Segundo Vasco Costa Noronha, Fernando terá convencido a mulher em causa a ser fiadora de um apartamento que este tinha em Alcântara. “Foi quando deixou de pagar o apartamento que ela se apercebeu e começou a contar-nos as várias histórias. Começámos a comparar com outros amigos nossos as diferentes histórias que ele contou ao longo do tempo e descobrimos as discrepâncias”, disse ao Observador o antigo adjunto do ministério das Finanças.

Ainda assim, Vasco Costa Noronha sublinha: “Não houve burla como no caso dos jovens. Houve uma solidariedade por histórias da vida pessoal do Fernando, mas ele acabou por devolver o dinheiro na altura”.

Quando leu sobre o pedido de ajuda feito por Fernando Fonseca no Reddit, Vasco Costa Noronha encontrou semelhanças nas histórias passadas. “Há sempre estes detalhes: uma tragédia, uma casa que não pode usar, a mãe que morreu, um cancro. O esquema é sempre o mesmo. Os alvos são sempre na área da comunicação e das redes sociais”, disse.
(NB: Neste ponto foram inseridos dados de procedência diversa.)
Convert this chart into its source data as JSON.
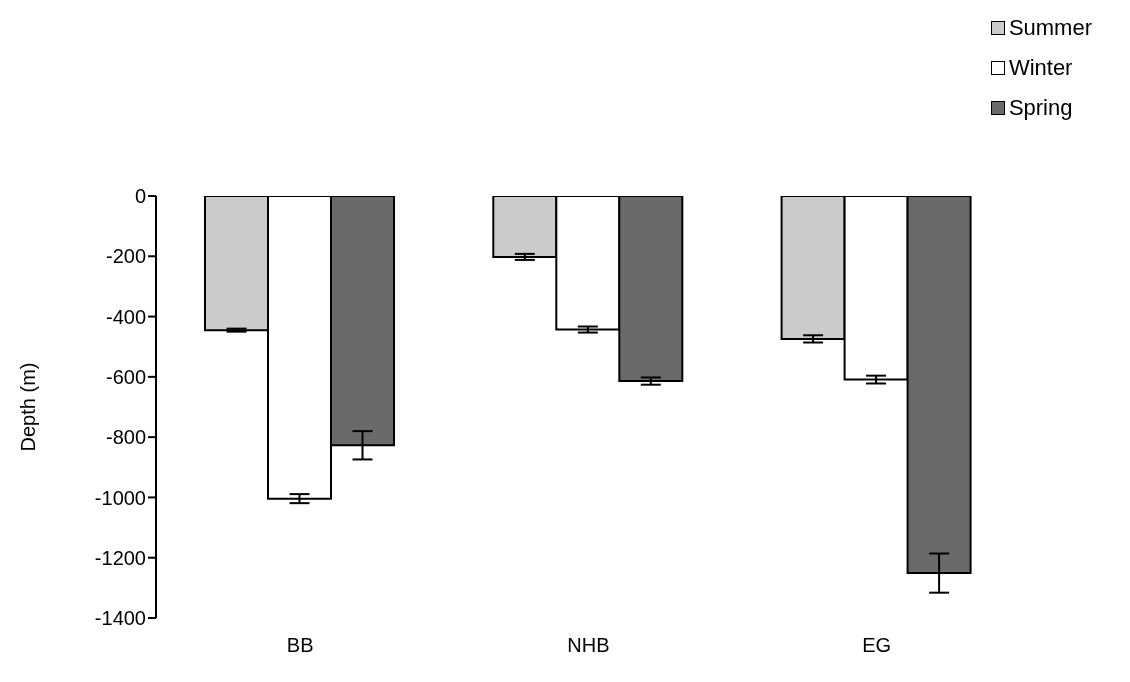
{
  "chart_data": {
    "type": "bar",
    "ylabel": "Depth (m)",
    "categories": [
      "BB",
      "NHB",
      "EG"
    ],
    "series": [
      {
        "name": "Summer",
        "color": "#cccccc",
        "values": [
          -445,
          -202,
          -474
        ],
        "errors": [
          5,
          10,
          12
        ]
      },
      {
        "name": "Winter",
        "color": "#ffffff",
        "values": [
          -1004,
          -443,
          -609
        ],
        "errors": [
          15,
          10,
          13
        ]
      },
      {
        "name": "Spring",
        "color": "#6a6a6a",
        "values": [
          -827,
          -614,
          -1251
        ],
        "errors": [
          47,
          12,
          65
        ]
      }
    ],
    "ylim": [
      -1400,
      0
    ],
    "yticks": [
      0,
      -200,
      -400,
      -600,
      -800,
      -1000,
      -1200,
      -1400
    ],
    "legend": "top right"
  }
}
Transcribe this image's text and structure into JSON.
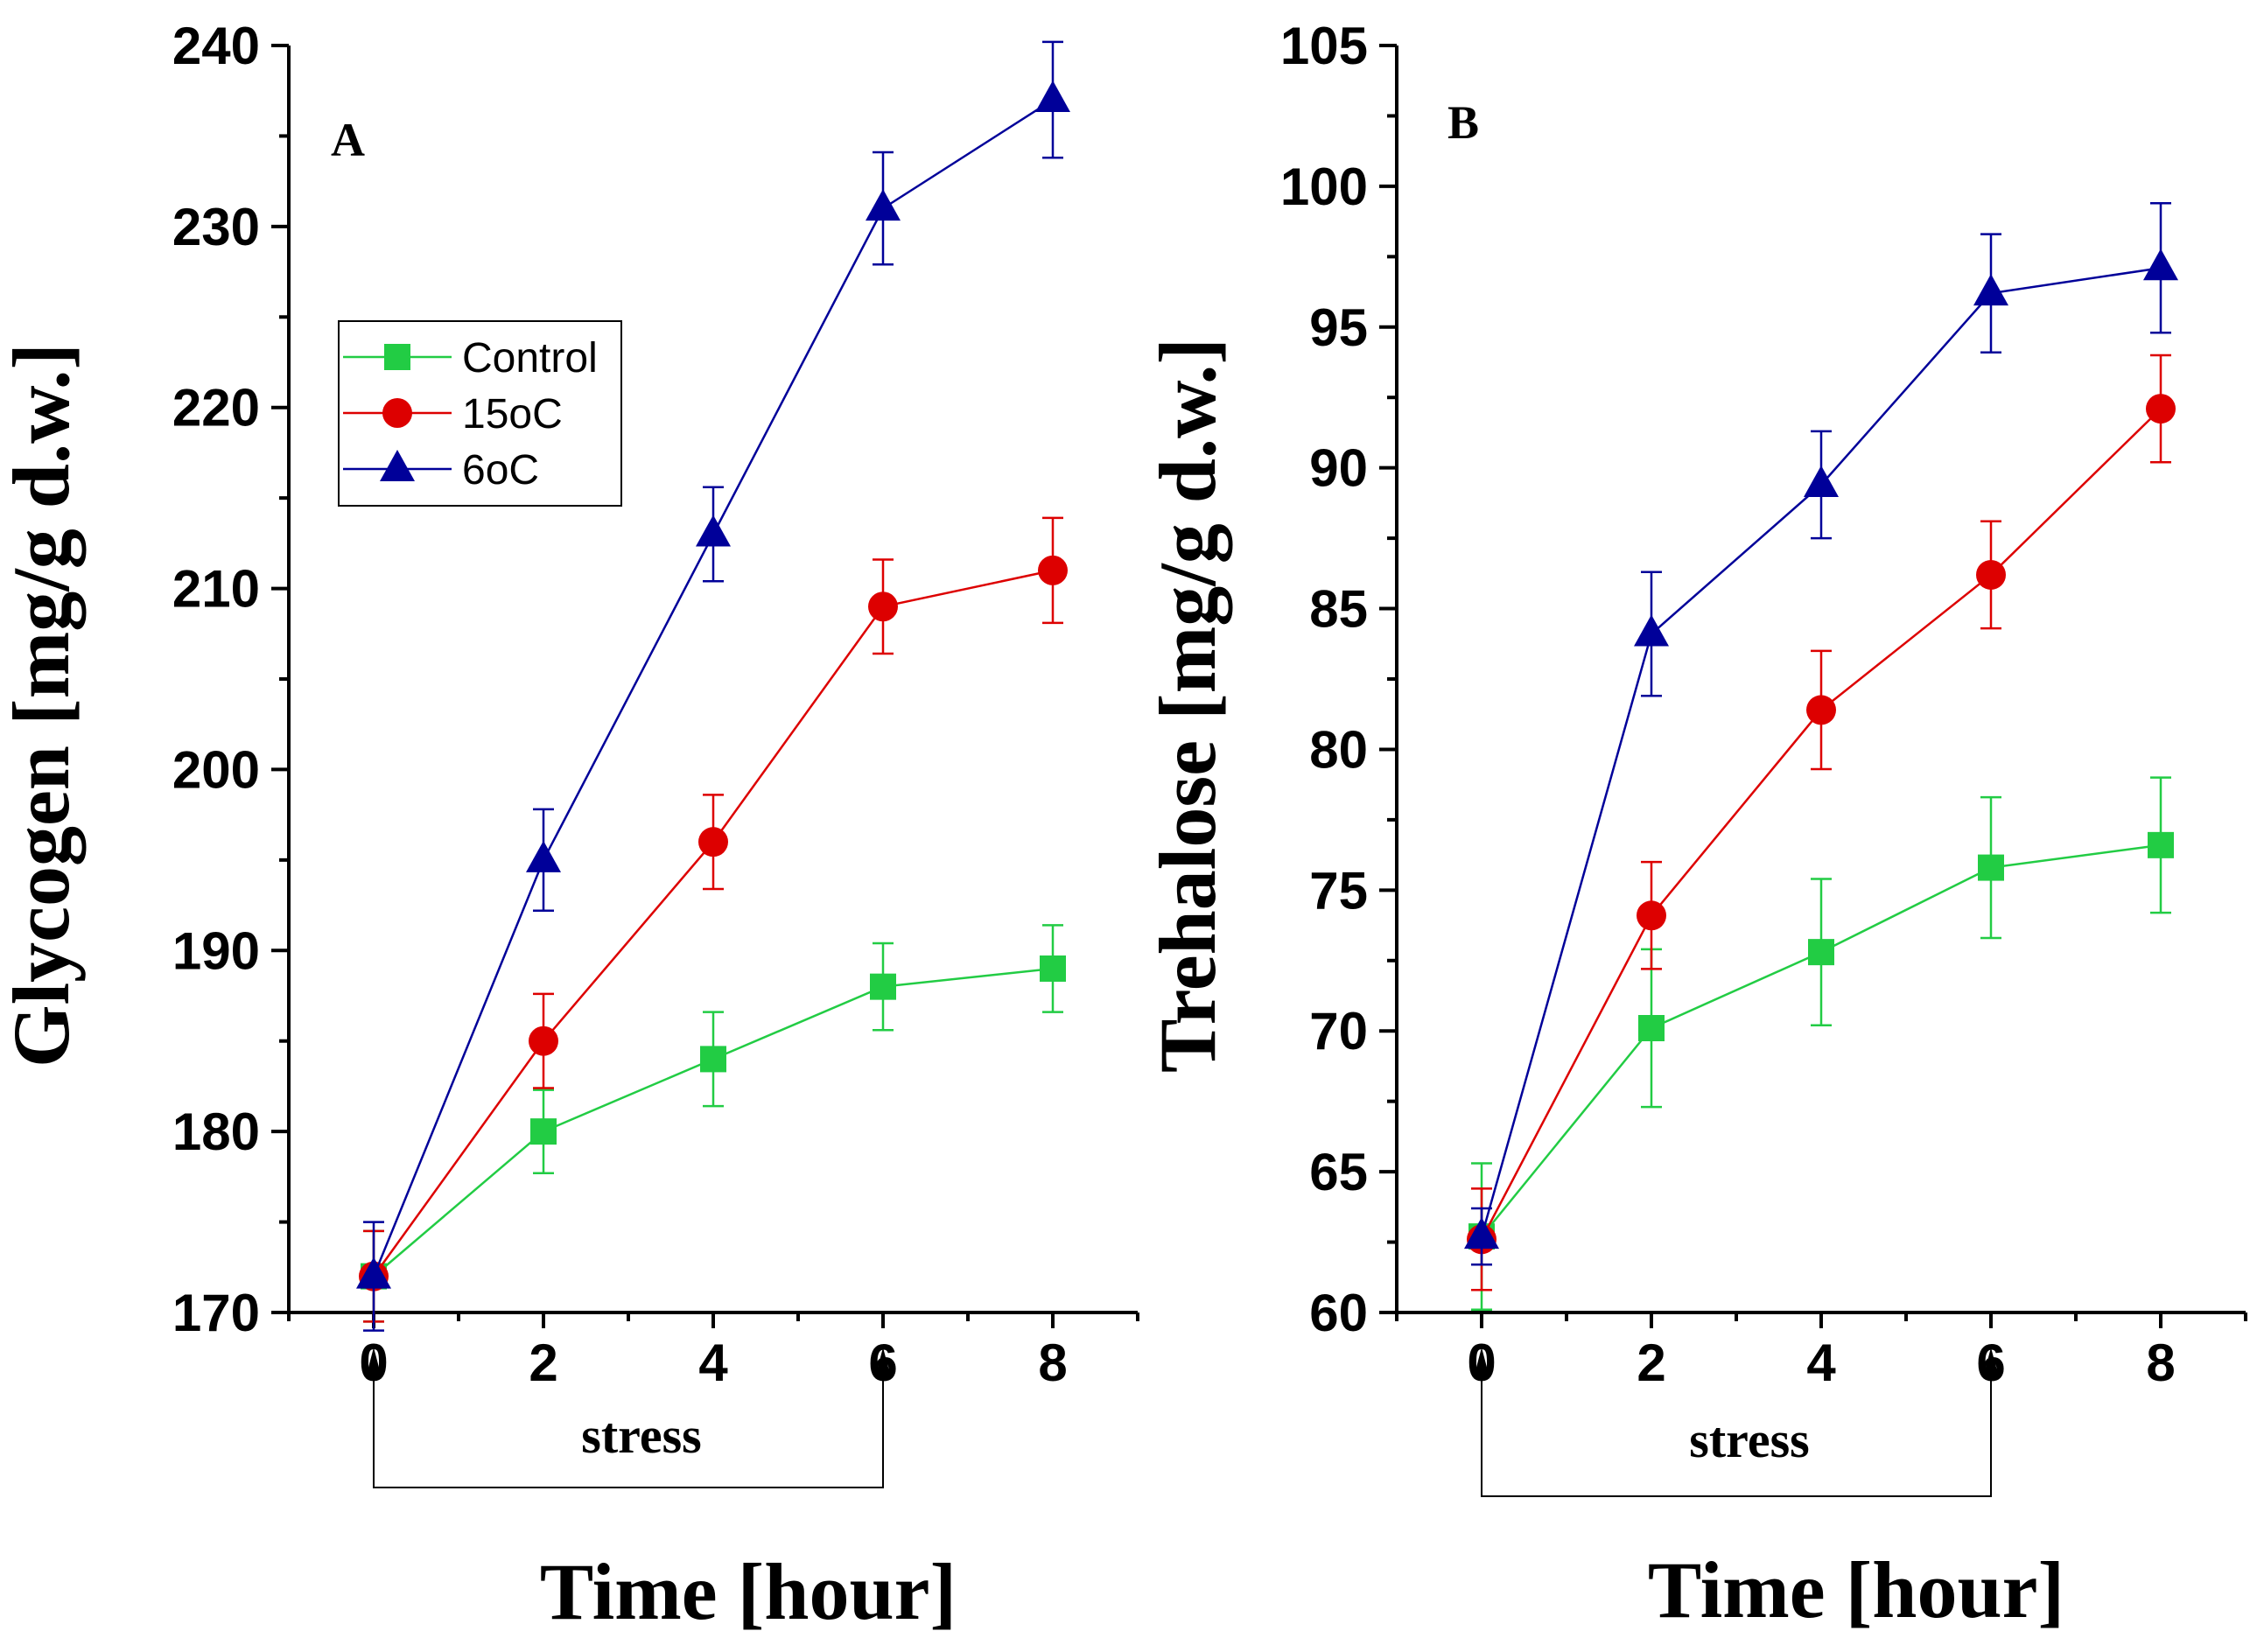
{
  "colors": {
    "control": "#22cc44",
    "c15": "#dd0000",
    "c6": "#000099",
    "axis": "#000000"
  },
  "legend": {
    "entries": [
      {
        "label": "Control",
        "marker": "square",
        "color": "#22cc44"
      },
      {
        "label": "15oC",
        "marker": "circle",
        "color": "#dd0000"
      },
      {
        "label": "6oC",
        "marker": "triangle",
        "color": "#000099"
      }
    ]
  },
  "chart_data": [
    {
      "type": "line",
      "panel": "A",
      "xlabel": "Time [hour]",
      "ylabel": "Glycogen [mg/g d.w.]",
      "xlim": [
        -1,
        9
      ],
      "ylim": [
        170,
        240
      ],
      "xticks": [
        0,
        2,
        4,
        6,
        8
      ],
      "yticks": [
        170,
        180,
        190,
        200,
        210,
        220,
        230,
        240
      ],
      "annotation": {
        "text": "stress",
        "from": 0,
        "to": 6
      },
      "x": [
        0,
        2,
        4,
        6,
        8
      ],
      "series": [
        {
          "name": "Control",
          "values": [
            172,
            180,
            184,
            188,
            189
          ],
          "errors": [
            2.5,
            2.3,
            2.6,
            2.4,
            2.4
          ]
        },
        {
          "name": "15oC",
          "values": [
            172,
            185,
            196,
            209,
            211
          ],
          "errors": [
            2.5,
            2.6,
            2.6,
            2.6,
            2.9
          ]
        },
        {
          "name": "6oC",
          "values": [
            172,
            195,
            213,
            231,
            237
          ],
          "errors": [
            3.0,
            2.8,
            2.6,
            3.1,
            3.2
          ]
        }
      ]
    },
    {
      "type": "line",
      "panel": "B",
      "xlabel": "Time [hour]",
      "ylabel": "Trehalose [mg/g d.w.]",
      "xlim": [
        -1,
        9
      ],
      "ylim": [
        60,
        105
      ],
      "xticks": [
        0,
        2,
        4,
        6,
        8
      ],
      "yticks": [
        60,
        65,
        70,
        75,
        80,
        85,
        90,
        95,
        100,
        105
      ],
      "annotation": {
        "text": "stress",
        "from": 0,
        "to": 6
      },
      "x": [
        0,
        2,
        4,
        6,
        8
      ],
      "series": [
        {
          "name": "Control",
          "values": [
            62.7,
            70.1,
            72.8,
            75.8,
            76.6
          ],
          "errors": [
            2.6,
            2.8,
            2.6,
            2.5,
            2.4
          ]
        },
        {
          "name": "15oC",
          "values": [
            62.6,
            74.1,
            81.4,
            86.2,
            92.1
          ],
          "errors": [
            1.8,
            1.9,
            2.1,
            1.9,
            1.9
          ]
        },
        {
          "name": "6oC",
          "values": [
            62.7,
            84.1,
            89.4,
            96.2,
            97.1
          ],
          "errors": [
            1.0,
            2.2,
            1.9,
            2.1,
            2.3
          ]
        }
      ]
    }
  ]
}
A festa de angariação de fundos para a Terra dos Sonhos

Através da rede Star Tracker, Fernando Fonseca conheceu Frederico Fezas Vital, diretor da organização de solidariedade Terra dos Sonhos, e propôs-lhe organizar uma festa no natal de 2009 que serviria para angariar fundos. Fernando Fonseca organizou, de facto, essa festa, – que contou com as presenças de Zé Pedro, guitarrista dos Xutos & Pontapés e Rui Pregal da Cunha, antigo vocalista dos Heróis do Mar – mas, como disse ao Observador Frederico Fezas Vital, “fugiu com o dinheiro” angariado.
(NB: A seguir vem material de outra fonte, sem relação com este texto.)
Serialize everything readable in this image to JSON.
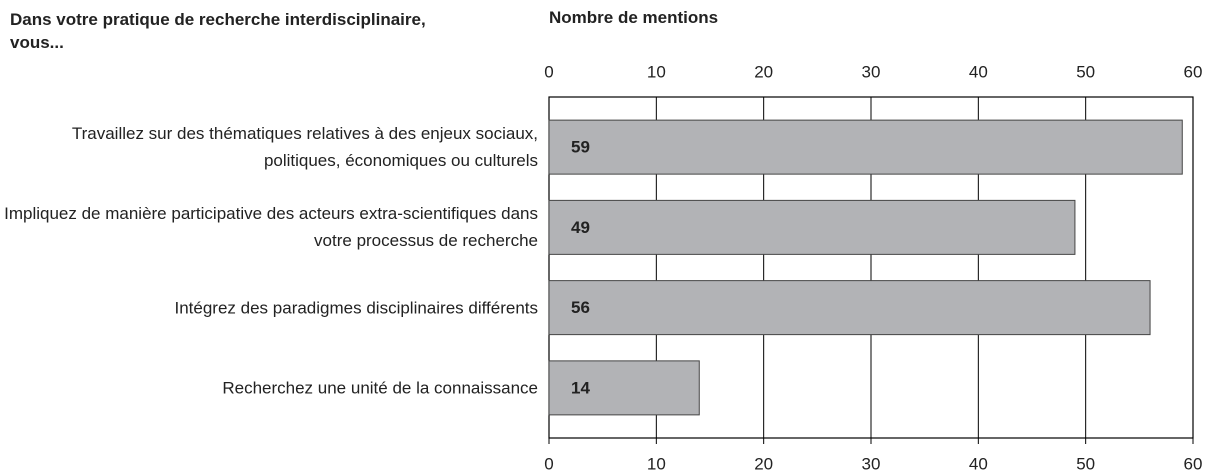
{
  "chart_data": {
    "type": "bar",
    "orientation": "horizontal",
    "title": "Dans votre pratique de recherche interdisciplinaire, vous...",
    "xlabel": "Nombre de mentions",
    "categories": [
      "Travaillez sur des thématiques relatives à des enjeux sociaux, politiques, économiques ou culturels",
      "Impliquez de manière participative des acteurs extra-scientifiques dans votre processus de recherche",
      "Intégrez des paradigmes disciplinaires différents",
      "Recherchez une unité de la connaissance"
    ],
    "values": [
      59,
      49,
      56,
      14
    ],
    "color": "#b2b3b6",
    "xlim": [
      0,
      60
    ],
    "xticks": [
      0,
      10,
      20,
      30,
      40,
      50,
      60
    ],
    "grid": true
  }
}
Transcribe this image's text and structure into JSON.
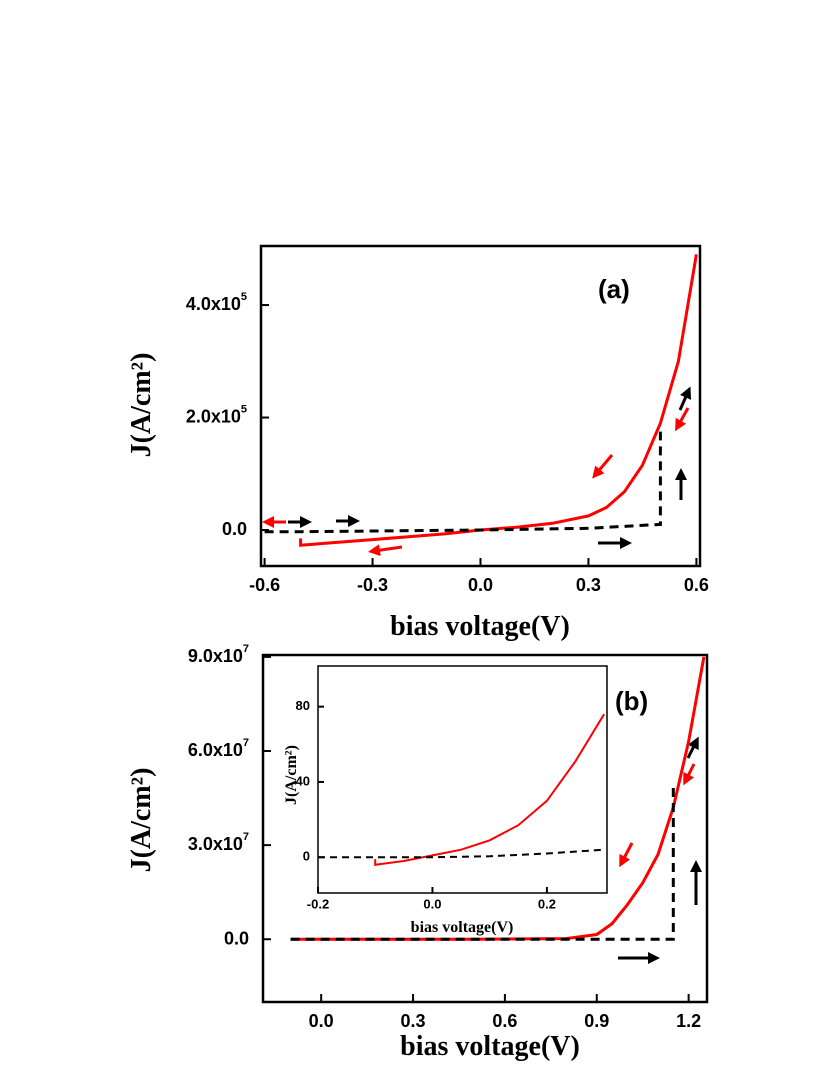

Sem fazer ideia do montante angariado nessa noite, Frederico Fezas Vital não fez queixa na polícia. “Não tinha dados objetivos para fazer uma queixa. Ele nunca me prestou contas, não faço ideia da quantia [o diretor da Terra dos Sonhos estima que tenha andado entre os 2500 e os 3000 euros a avaliar pelo número de pessoas presentes]. Fiz uma denúncia nas redes sociais”, disse.

O aluguer do CoworkLisboa

Em 2011, Fernando Fonseca abordou Fernando Mendes, fundador do CoworkLisboa, um espaço de trabalho partilhado, e propôs-lhe a realização de um festival de editoras de música online. “Apoiámos o projeto e fizemos-lhe um preço para eles usarem”, disse Fernando Mendes ao Observador, explicando que Fernando Fonseca tinha consigo uma equipa de jovens responsáveis pela organização do festival.

Fernando Fonseca acabou por não pagar o aluguer do espaço, abandonando igualmente a equipa que trabalhava consigo. Fernando Mendes, apercebendo-se de que os jovens também tinham sido enganados, deixou-os continuar a trabalhar no seu espaço. Estes jovens pagaram a dívida contraída por Fernando Fonseca, explicou o diretor do CoworkLisboa ao Observador. “Fernando Fonseca não volta a entrar aqui, mas ainda comunico com esses jovens”, disse.